For your own analyses, it is critical to carefully review the documentation for each survey cycle to determine which subgroups were oversampled. Sample sizes may be too small to provide reliable nationally-representative estimates for subgroups that were not oversampled in a particular survey cycle.

For example, NCHS recommends that researchers not calculate estimates for all Hispanic persons for survey periods prior to 2007 or for Hispanic subgroups other than Mexican American in any survey cycle.

Strata, PSUs, and Masked Variance Units

NHANES visited 12 PSUs in 1999 and 15 PSUs in each year since 2000. In stage one of our sampling procedure, these PSUs were selected from strata defined by geography (e.g. census region), metropolitan statistical area status, and various population demographics. Two PSUs were selected from most strata.
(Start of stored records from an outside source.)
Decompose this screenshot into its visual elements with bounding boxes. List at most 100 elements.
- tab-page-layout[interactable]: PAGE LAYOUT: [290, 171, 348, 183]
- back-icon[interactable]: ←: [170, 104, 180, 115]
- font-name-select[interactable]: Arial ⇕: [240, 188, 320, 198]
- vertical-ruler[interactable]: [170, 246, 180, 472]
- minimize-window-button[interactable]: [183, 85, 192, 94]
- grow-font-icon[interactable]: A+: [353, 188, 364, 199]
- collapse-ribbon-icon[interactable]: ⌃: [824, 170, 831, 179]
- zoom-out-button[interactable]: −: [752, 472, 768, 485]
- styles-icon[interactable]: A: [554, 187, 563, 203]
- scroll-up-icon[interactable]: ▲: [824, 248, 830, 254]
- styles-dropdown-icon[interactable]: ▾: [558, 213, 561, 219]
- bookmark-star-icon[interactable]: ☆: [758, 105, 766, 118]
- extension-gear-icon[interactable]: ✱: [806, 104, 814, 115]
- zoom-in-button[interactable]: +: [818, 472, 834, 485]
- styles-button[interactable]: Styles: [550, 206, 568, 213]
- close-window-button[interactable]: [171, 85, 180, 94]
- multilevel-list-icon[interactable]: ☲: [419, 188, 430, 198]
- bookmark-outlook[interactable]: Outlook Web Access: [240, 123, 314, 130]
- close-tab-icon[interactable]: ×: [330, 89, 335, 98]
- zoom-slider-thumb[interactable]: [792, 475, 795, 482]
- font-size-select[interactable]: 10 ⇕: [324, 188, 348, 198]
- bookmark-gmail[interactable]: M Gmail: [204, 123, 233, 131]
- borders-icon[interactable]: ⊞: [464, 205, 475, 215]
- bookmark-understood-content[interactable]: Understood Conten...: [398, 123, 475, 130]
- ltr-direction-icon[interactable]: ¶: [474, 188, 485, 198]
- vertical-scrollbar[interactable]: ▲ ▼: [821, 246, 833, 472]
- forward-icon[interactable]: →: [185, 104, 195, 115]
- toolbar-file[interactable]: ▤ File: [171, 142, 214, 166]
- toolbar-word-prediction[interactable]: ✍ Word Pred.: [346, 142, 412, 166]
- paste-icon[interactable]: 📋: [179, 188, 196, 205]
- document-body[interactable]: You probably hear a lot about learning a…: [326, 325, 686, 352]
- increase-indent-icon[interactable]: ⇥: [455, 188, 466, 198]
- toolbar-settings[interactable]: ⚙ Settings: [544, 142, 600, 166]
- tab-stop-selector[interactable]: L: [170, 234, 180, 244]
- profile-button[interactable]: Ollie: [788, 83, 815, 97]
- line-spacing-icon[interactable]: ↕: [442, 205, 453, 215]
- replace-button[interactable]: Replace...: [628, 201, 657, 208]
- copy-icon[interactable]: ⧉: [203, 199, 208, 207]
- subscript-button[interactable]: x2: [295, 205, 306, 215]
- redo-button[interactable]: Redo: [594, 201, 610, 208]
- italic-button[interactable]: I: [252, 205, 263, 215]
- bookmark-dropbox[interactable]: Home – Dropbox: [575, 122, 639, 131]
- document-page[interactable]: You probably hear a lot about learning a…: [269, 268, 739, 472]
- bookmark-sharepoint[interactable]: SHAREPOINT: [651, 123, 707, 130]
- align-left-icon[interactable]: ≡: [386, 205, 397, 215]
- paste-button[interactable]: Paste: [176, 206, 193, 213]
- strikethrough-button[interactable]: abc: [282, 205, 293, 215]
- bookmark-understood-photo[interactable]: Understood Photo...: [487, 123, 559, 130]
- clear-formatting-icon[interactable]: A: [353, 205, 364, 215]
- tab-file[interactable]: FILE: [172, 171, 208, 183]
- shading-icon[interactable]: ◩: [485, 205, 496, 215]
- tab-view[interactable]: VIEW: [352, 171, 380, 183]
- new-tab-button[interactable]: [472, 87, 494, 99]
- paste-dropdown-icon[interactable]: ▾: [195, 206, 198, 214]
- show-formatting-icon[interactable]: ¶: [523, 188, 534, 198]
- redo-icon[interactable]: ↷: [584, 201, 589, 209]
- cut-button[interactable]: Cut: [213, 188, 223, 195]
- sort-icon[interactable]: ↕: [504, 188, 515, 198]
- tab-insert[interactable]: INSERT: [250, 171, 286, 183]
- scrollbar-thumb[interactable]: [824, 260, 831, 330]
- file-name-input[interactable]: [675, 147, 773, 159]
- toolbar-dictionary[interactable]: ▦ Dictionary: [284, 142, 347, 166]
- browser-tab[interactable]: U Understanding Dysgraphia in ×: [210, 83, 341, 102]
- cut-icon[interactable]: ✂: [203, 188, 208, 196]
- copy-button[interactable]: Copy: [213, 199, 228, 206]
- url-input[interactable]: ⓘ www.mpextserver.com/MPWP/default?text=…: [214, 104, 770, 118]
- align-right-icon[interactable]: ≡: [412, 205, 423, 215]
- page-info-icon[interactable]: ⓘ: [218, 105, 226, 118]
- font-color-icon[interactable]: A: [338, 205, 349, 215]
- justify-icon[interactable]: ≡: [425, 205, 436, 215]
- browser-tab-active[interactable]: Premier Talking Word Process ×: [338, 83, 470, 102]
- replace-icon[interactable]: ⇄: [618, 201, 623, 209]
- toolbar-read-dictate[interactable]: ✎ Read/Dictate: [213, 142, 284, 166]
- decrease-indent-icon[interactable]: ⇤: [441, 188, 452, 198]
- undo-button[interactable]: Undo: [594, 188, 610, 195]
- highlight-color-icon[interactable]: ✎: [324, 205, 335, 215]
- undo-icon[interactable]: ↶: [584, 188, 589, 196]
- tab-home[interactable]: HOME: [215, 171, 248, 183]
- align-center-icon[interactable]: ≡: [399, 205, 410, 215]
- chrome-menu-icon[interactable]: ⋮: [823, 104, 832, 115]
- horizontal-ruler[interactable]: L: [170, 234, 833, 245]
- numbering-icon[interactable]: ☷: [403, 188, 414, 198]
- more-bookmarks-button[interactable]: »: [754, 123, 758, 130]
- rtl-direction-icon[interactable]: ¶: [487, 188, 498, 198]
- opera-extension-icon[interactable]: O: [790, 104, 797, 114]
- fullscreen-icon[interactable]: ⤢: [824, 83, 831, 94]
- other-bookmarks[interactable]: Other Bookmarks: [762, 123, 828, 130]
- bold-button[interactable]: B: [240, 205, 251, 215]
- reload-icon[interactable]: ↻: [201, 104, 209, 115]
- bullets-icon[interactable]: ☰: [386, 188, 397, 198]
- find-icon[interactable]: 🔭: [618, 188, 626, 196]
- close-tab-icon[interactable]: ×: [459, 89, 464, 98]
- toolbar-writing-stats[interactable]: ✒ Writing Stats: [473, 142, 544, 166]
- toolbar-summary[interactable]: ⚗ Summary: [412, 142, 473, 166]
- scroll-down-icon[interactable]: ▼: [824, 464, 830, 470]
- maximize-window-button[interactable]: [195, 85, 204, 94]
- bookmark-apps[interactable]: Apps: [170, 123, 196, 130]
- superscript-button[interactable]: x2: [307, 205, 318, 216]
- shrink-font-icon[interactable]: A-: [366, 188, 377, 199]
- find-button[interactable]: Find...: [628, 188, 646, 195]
Together, these strata and the PSUs represent the variance units (sampling units used to estimate sampling error).

Statistical software procedures used to analyze complex survey data need information about the first stage sampling procedure (i.e. the strata and PSU) in order to properly estimate the variance.

However, to protect the confidentiality of information provided by survey participants and to reduce disclosure risks, the "true" design strata and PSUs are not released on the public-use data files. Instead, masked variance units (MVUs) are constructed. MVUs are equivalent to Pseudo-PSUs used to estimate sampling errors in past NHANES. The MVUs on the data file are not the "true" design PSUs. They are a collection of secondary sampling units aggregated into groups for the purpose of variance estimation. They produce variance estimates that closely approximate the variances that would have been estimated using the "true" design variables. These MVUs have been created for each two-year cycle of NHANES and have been created in a way that allows them to be used for any combination of data cycles without recoding by the user. These MVUs are used to define the strata and PSU variables on the public release files. The variable name for the masked variance unit pseudo-stratum is sdmvstra and the variable name for the masked variance unit pseudo-PSU is sdmvpsu.